Consumers utilize ratings systems for the movies they see, the places they shop, and the food they eat — so, it’s no surprise that they check stats on their healthcare providers before coming in for a visit. Check and search these sites for patients’ postings:

  • Yelp: People can use this ubiquitous service-ratings site to read (or post) reviews on doctors, as well as restaurants and hair salons. The nonhealthcare-focus means that the search parameters are a little different, by location or payment type, or whether a practice sees patients by appointment only.
  • Angie’s List: This site requires membership but offers users a more in-depth look at services. Their members review doctors and dentists based on “various aspects of care, including availability, office environment, punctuality, staff friendliness, bedside manner, communication, effectiveness of treatment, and billing and administration,” according to the Angie’s List website.
  • Google Reviews: If a potential patient hears about your practice from a friend or finds word of it elsewhere and Googles your practice specifically, your address and hours will pop up, as well as a summary of aggregated reviews on other sites. “You can’t only rely on Google Reviews anymore, you need to make sure your patients are spreading the love across all the review sites prospective patients might consider,” says Jessie Pressman, director of reputation management at People & Practice, a physician-focused digital marketing company in New York City, in a blog post.
  • Facebook: Many people spend a lot of time on Facebook, and utilize it for everything word of mouth. You may want to consider establishing a practice business presence here, to make sure patients can find accurate information about your location and hours, as they may look for information here before they look for your website or at review sites. The platform encourages the use of photos and the production of content, so it will be tempting to engage directly with patients. Be very wary of potential landmines via HIPAA violations.
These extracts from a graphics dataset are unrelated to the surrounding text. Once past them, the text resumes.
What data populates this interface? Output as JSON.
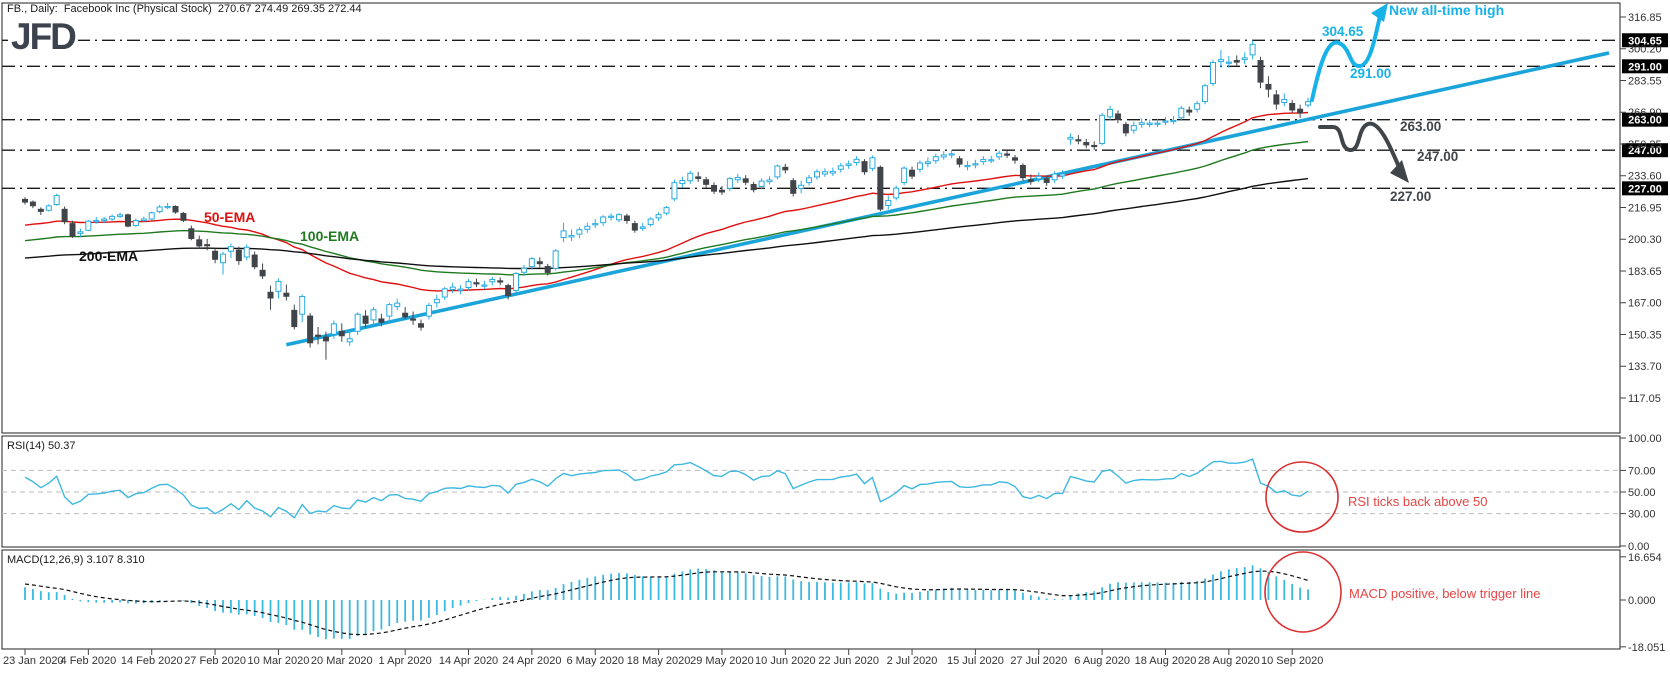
{
  "header": {
    "title": "FB., Daily:  Facebook Inc (Physical Stock)  270.67 274.49 269.35 272.44",
    "logo": "JFD",
    "symbol": "FB",
    "timeframe": "Daily",
    "last_ohlc": {
      "open": 270.67,
      "high": 274.49,
      "low": 269.35,
      "close": 272.44
    }
  },
  "colors": {
    "bull": "#29abe2",
    "bear": "#40454a",
    "ema50": "#e01010",
    "ema100": "#1f7a1f",
    "ema200": "#101010",
    "trendline": "#1ba4da",
    "cyan_annotation": "#17b2e8",
    "dark_annotation": "#40454a",
    "red_annotation": "#d93030",
    "level_line": "#1a1a1a",
    "rsi_line": "#3db8e0",
    "rsi_guide": "#bbbbbb",
    "macd_bar": "#3db8e0",
    "macd_signal": "#101010",
    "axis_text": "#333333",
    "level_box_bg": "#000000",
    "level_box_text": "#ffffff",
    "logo": "#3c434e"
  },
  "ema_labels": [
    {
      "label": "50-EMA"
    },
    {
      "label": "100-EMA"
    },
    {
      "label": "200-EMA"
    }
  ],
  "rsi": {
    "label": "RSI(14) 50.37",
    "period": 14,
    "value": 50.37,
    "guide_levels": [
      70,
      50,
      30
    ],
    "axis_labels": [
      "100.00",
      "70.00",
      "50.00",
      "30.00",
      "0.00"
    ]
  },
  "macd": {
    "label": "MACD(12,26,9) 3.107 8.310",
    "params": [
      12,
      26,
      9
    ],
    "macd_value": 3.107,
    "signal_value": 8.31,
    "axis_labels": [
      "16.654",
      "0.000",
      "-18.051"
    ]
  },
  "annotations": {
    "new_high": {
      "text": "New all-time high"
    },
    "resistance": {
      "text": "304.65"
    },
    "pullback": {
      "text": "291.00"
    },
    "support_1": {
      "text": "263.00"
    },
    "support_2": {
      "text": "247.00"
    },
    "support_3": {
      "text": "227.00"
    },
    "rsi_note": {
      "text": "RSI ticks back above 50"
    },
    "macd_note": {
      "text": "MACD positive, below trigger line"
    }
  },
  "chart_data": {
    "type": "candlestick",
    "title": "FB daily candles with 50/100/200 EMA, cyan uptrend line, RSI(14) and MACD(12,26,9) subpanels",
    "legend": "none",
    "grid": "horizontal dash-dot level lines only",
    "price_ylim": [
      117.05,
      316.85
    ],
    "price_axis_ticks": [
      "316.85",
      "300.20",
      "283.55",
      "266.90",
      "250.25",
      "233.60",
      "216.95",
      "200.30",
      "183.65",
      "167.00",
      "150.35",
      "133.70",
      "117.05"
    ],
    "marked_levels": [
      304.65,
      291.0,
      263.0,
      247.0,
      227.0
    ],
    "x_ticks": [
      {
        "label": "23 Jan 2020",
        "i": 0
      },
      {
        "label": "4 Feb 2020",
        "i": 8
      },
      {
        "label": "14 Feb 2020",
        "i": 16
      },
      {
        "label": "27 Feb 2020",
        "i": 24
      },
      {
        "label": "10 Mar 2020",
        "i": 32
      },
      {
        "label": "20 Mar 2020",
        "i": 40
      },
      {
        "label": "1 Apr 2020",
        "i": 48
      },
      {
        "label": "14 Apr 2020",
        "i": 56
      },
      {
        "label": "24 Apr 2020",
        "i": 64
      },
      {
        "label": "6 May 2020",
        "i": 72
      },
      {
        "label": "18 May 2020",
        "i": 80
      },
      {
        "label": "29 May 2020",
        "i": 88
      },
      {
        "label": "10 Jun 2020",
        "i": 96
      },
      {
        "label": "22 Jun 2020",
        "i": 104
      },
      {
        "label": "2 Jul 2020",
        "i": 112
      },
      {
        "label": "15 Jul 2020",
        "i": 120
      },
      {
        "label": "27 Jul 2020",
        "i": 128
      },
      {
        "label": "6 Aug 2020",
        "i": 136
      },
      {
        "label": "18 Aug 2020",
        "i": 144
      },
      {
        "label": "28 Aug 2020",
        "i": 152
      },
      {
        "label": "10 Sep 2020",
        "i": 160
      }
    ],
    "ema_periods": [
      50,
      100,
      200
    ],
    "ema_seeds": [
      207,
      199,
      190
    ],
    "trendline": {
      "from": {
        "i": 33,
        "price": 145.0
      },
      "to": {
        "i": 200,
        "price": 298.0
      }
    },
    "indicators_note": "RSI and MACD series are computed from the candle closes below",
    "candles": [
      [
        221.2,
        222.3,
        218.5,
        219.8
      ],
      [
        219.8,
        220.6,
        216.6,
        217.9
      ],
      [
        216.0,
        217.0,
        213.0,
        214.9
      ],
      [
        215.5,
        218.6,
        214.8,
        217.8
      ],
      [
        218.5,
        224.2,
        217.9,
        223.2
      ],
      [
        216.0,
        217.5,
        208.2,
        209.5
      ],
      [
        208.5,
        210.0,
        201.0,
        201.9
      ],
      [
        203.4,
        205.9,
        201.3,
        204.2
      ],
      [
        205.0,
        210.4,
        204.5,
        209.8
      ],
      [
        209.8,
        211.9,
        208.4,
        210.1
      ],
      [
        210.1,
        212.0,
        208.7,
        210.9
      ],
      [
        210.9,
        213.3,
        209.9,
        212.3
      ],
      [
        212.3,
        214.2,
        211.5,
        213.1
      ],
      [
        213.1,
        213.8,
        206.6,
        207.2
      ],
      [
        207.5,
        211.2,
        206.9,
        210.1
      ],
      [
        210.1,
        212.2,
        209.5,
        210.9
      ],
      [
        210.9,
        214.8,
        210.1,
        214.2
      ],
      [
        214.8,
        218.3,
        213.9,
        217.2
      ],
      [
        217.2,
        219.3,
        216.1,
        217.5
      ],
      [
        217.5,
        218.1,
        213.7,
        214.6
      ],
      [
        213.8,
        214.6,
        209.3,
        210.2
      ],
      [
        205.8,
        207.5,
        199.8,
        200.7
      ],
      [
        200.0,
        202.2,
        195.3,
        196.8
      ],
      [
        197.5,
        200.5,
        194.5,
        197.2
      ],
      [
        194.0,
        195.5,
        187.7,
        189.8
      ],
      [
        188.0,
        193.6,
        181.8,
        192.5
      ],
      [
        194.0,
        198.1,
        190.5,
        196.4
      ],
      [
        194.5,
        196.5,
        186.9,
        189.1
      ],
      [
        191.0,
        197.6,
        189.2,
        196.1
      ],
      [
        192.0,
        193.9,
        184.6,
        185.9
      ],
      [
        184.0,
        187.6,
        179.5,
        181.1
      ],
      [
        172.5,
        176.0,
        163.3,
        169.5
      ],
      [
        173.0,
        179.7,
        169.3,
        178.2
      ],
      [
        172.0,
        176.5,
        168.2,
        170.4
      ],
      [
        163.0,
        166.0,
        153.0,
        154.5
      ],
      [
        161.0,
        171.3,
        156.8,
        170.3
      ],
      [
        160.0,
        161.5,
        143.5,
        146.0
      ],
      [
        150.0,
        154.3,
        145.2,
        149.7
      ],
      [
        149.0,
        151.8,
        137.1,
        147.0
      ],
      [
        150.5,
        157.7,
        148.1,
        155.9
      ],
      [
        152.0,
        156.2,
        146.5,
        149.7
      ],
      [
        146.5,
        152.4,
        144.4,
        148.1
      ],
      [
        152.0,
        162.0,
        150.1,
        161.0
      ],
      [
        160.0,
        163.1,
        153.9,
        156.2
      ],
      [
        158.0,
        164.8,
        155.7,
        163.3
      ],
      [
        158.5,
        161.2,
        154.6,
        156.8
      ],
      [
        160.0,
        167.0,
        157.9,
        166.0
      ],
      [
        165.0,
        169.1,
        163.2,
        166.8
      ],
      [
        161.5,
        164.8,
        158.5,
        159.6
      ],
      [
        158.5,
        162.4,
        155.4,
        158.2
      ],
      [
        156.0,
        158.2,
        152.4,
        154.2
      ],
      [
        160.0,
        166.9,
        158.3,
        165.6
      ],
      [
        167.0,
        171.2,
        164.5,
        168.8
      ],
      [
        170.0,
        175.3,
        168.5,
        174.3
      ],
      [
        174.0,
        177.5,
        172.0,
        175.2
      ],
      [
        173.5,
        176.3,
        171.4,
        174.2
      ],
      [
        175.0,
        179.5,
        173.6,
        178.1
      ],
      [
        177.5,
        179.7,
        175.2,
        177.0
      ],
      [
        176.0,
        178.5,
        174.1,
        176.3
      ],
      [
        178.0,
        180.6,
        176.1,
        179.2
      ],
      [
        178.5,
        180.3,
        176.2,
        178.3
      ],
      [
        176.0,
        177.0,
        168.7,
        170.8
      ],
      [
        173.5,
        183.2,
        172.3,
        182.3
      ],
      [
        183.0,
        186.8,
        181.2,
        185.1
      ],
      [
        186.0,
        191.0,
        184.4,
        190.1
      ],
      [
        188.5,
        190.8,
        185.6,
        187.5
      ],
      [
        186.0,
        187.4,
        181.3,
        182.9
      ],
      [
        185.0,
        195.2,
        183.9,
        194.2
      ],
      [
        201.2,
        209.0,
        198.8,
        204.7
      ],
      [
        201.5,
        205.4,
        199.3,
        202.3
      ],
      [
        203.0,
        206.6,
        200.9,
        205.3
      ],
      [
        205.5,
        209.0,
        203.7,
        207.1
      ],
      [
        208.0,
        210.9,
        206.1,
        208.5
      ],
      [
        209.0,
        212.9,
        207.3,
        212.0
      ],
      [
        212.0,
        213.9,
        210.1,
        212.4
      ],
      [
        210.5,
        214.1,
        209.2,
        213.2
      ],
      [
        212.5,
        213.7,
        208.4,
        210.1
      ],
      [
        208.5,
        210.0,
        203.7,
        205.1
      ],
      [
        206.0,
        208.9,
        204.6,
        206.8
      ],
      [
        208.0,
        211.9,
        206.9,
        210.9
      ],
      [
        211.5,
        214.5,
        209.9,
        213.2
      ],
      [
        214.0,
        217.7,
        212.9,
        216.9
      ],
      [
        221.5,
        231.6,
        220.3,
        230.0
      ],
      [
        229.5,
        233.2,
        227.3,
        231.1
      ],
      [
        231.0,
        236.2,
        229.4,
        234.9
      ],
      [
        233.0,
        235.6,
        230.4,
        232.2
      ],
      [
        231.5,
        233.0,
        227.4,
        229.1
      ],
      [
        228.5,
        230.1,
        224.0,
        225.5
      ],
      [
        226.0,
        228.2,
        223.6,
        225.1
      ],
      [
        227.0,
        233.0,
        225.5,
        232.1
      ],
      [
        231.5,
        234.6,
        229.8,
        232.7
      ],
      [
        232.0,
        233.9,
        228.6,
        230.2
      ],
      [
        229.0,
        230.4,
        224.9,
        226.3
      ],
      [
        228.0,
        232.2,
        226.5,
        230.8
      ],
      [
        230.5,
        233.3,
        229.0,
        231.4
      ],
      [
        233.0,
        239.6,
        231.7,
        238.7
      ],
      [
        238.0,
        239.9,
        234.8,
        236.7
      ],
      [
        231.0,
        232.4,
        222.7,
        224.4
      ],
      [
        227.0,
        231.0,
        224.5,
        228.6
      ],
      [
        230.0,
        234.0,
        228.4,
        232.5
      ],
      [
        233.0,
        237.1,
        231.6,
        235.7
      ],
      [
        234.5,
        237.5,
        233.0,
        235.7
      ],
      [
        235.0,
        237.9,
        233.5,
        235.9
      ],
      [
        237.0,
        240.3,
        235.3,
        238.8
      ],
      [
        239.0,
        241.6,
        237.2,
        239.8
      ],
      [
        240.5,
        243.9,
        238.9,
        242.2
      ],
      [
        241.0,
        242.3,
        234.1,
        235.7
      ],
      [
        237.5,
        244.2,
        236.0,
        243.0
      ],
      [
        238.0,
        239.0,
        215.0,
        216.1
      ],
      [
        218.0,
        223.2,
        215.9,
        220.6
      ],
      [
        222.0,
        228.4,
        220.7,
        227.1
      ],
      [
        230.0,
        238.6,
        228.7,
        237.6
      ],
      [
        236.5,
        238.4,
        231.8,
        233.4
      ],
      [
        237.0,
        241.6,
        235.3,
        240.3
      ],
      [
        240.0,
        243.2,
        238.1,
        240.9
      ],
      [
        241.5,
        245.2,
        239.9,
        243.6
      ],
      [
        243.5,
        246.5,
        242.0,
        244.5
      ],
      [
        244.5,
        247.1,
        242.8,
        245.1
      ],
      [
        242.5,
        243.9,
        238.0,
        239.7
      ],
      [
        238.5,
        241.3,
        236.4,
        239.0
      ],
      [
        239.5,
        242.0,
        237.5,
        239.9
      ],
      [
        241.0,
        243.9,
        239.3,
        242.1
      ],
      [
        242.0,
        244.1,
        240.2,
        242.0
      ],
      [
        243.5,
        246.9,
        241.9,
        245.4
      ],
      [
        245.0,
        247.0,
        243.0,
        244.9
      ],
      [
        243.0,
        244.5,
        239.9,
        241.8
      ],
      [
        239.0,
        240.1,
        231.0,
        232.6
      ],
      [
        231.5,
        234.2,
        228.9,
        230.7
      ],
      [
        232.0,
        235.4,
        230.2,
        233.3
      ],
      [
        232.0,
        233.8,
        228.3,
        230.1
      ],
      [
        231.5,
        235.9,
        229.8,
        234.5
      ],
      [
        233.5,
        236.5,
        232.0,
        234.5
      ],
      [
        252.8,
        255.8,
        249.8,
        253.7
      ],
      [
        252.5,
        254.9,
        250.1,
        252.0
      ],
      [
        251.0,
        252.9,
        248.0,
        249.8
      ],
      [
        249.5,
        251.6,
        247.2,
        249.0
      ],
      [
        250.5,
        266.5,
        249.5,
        265.3
      ],
      [
        264.5,
        270.2,
        262.7,
        268.4
      ],
      [
        266.0,
        267.9,
        261.2,
        263.0
      ],
      [
        260.5,
        261.8,
        254.3,
        256.1
      ],
      [
        257.5,
        262.0,
        255.6,
        259.9
      ],
      [
        260.5,
        263.6,
        258.7,
        261.4
      ],
      [
        260.5,
        263.1,
        259.0,
        261.2
      ],
      [
        261.0,
        263.3,
        259.2,
        261.2
      ],
      [
        262.0,
        264.4,
        260.1,
        262.3
      ],
      [
        262.5,
        264.9,
        260.6,
        262.6
      ],
      [
        264.0,
        270.2,
        262.4,
        269.0
      ],
      [
        268.0,
        269.9,
        265.0,
        267.0
      ],
      [
        268.5,
        272.9,
        266.7,
        271.4
      ],
      [
        272.5,
        281.9,
        271.1,
        280.8
      ],
      [
        282.0,
        294.4,
        280.6,
        293.0
      ],
      [
        293.5,
        299.6,
        290.3,
        294.5
      ],
      [
        293.0,
        296.4,
        290.2,
        293.2
      ],
      [
        294.0,
        296.7,
        291.1,
        293.2
      ],
      [
        294.5,
        298.3,
        292.1,
        295.4
      ],
      [
        297.0,
        304.65,
        294.7,
        302.5
      ],
      [
        294.0,
        296.0,
        279.5,
        282.7
      ],
      [
        281.5,
        285.8,
        274.7,
        279.0
      ],
      [
        276.0,
        278.5,
        268.3,
        271.2
      ],
      [
        272.0,
        276.8,
        270.1,
        273.6
      ],
      [
        271.5,
        273.3,
        266.3,
        268.1
      ],
      [
        268.5,
        270.9,
        264.0,
        266.6
      ],
      [
        270.67,
        274.49,
        269.35,
        272.44
      ]
    ]
  }
}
Important: “Social media is the chosen means of communication, sourcing and learning for billions of people worldwide,” says Howard Luks, MD, principal with Symplur, LLC. “Medical practices understand this and may feel there is a rush to jumping onboard.”

Luks warns against making any rash decisions. “The risk is that a practice will rush to implement a social media strategy, but they spend very little time determining what their goals are, what their message is, and exactly how they’re going to try to get that message to resonate,” he acknowledges.

Bottom line: Before you invest in social media, assess the risks, do your research, and more importantly, review both your state’s laws and HIPAA before engaging in online self-promotion.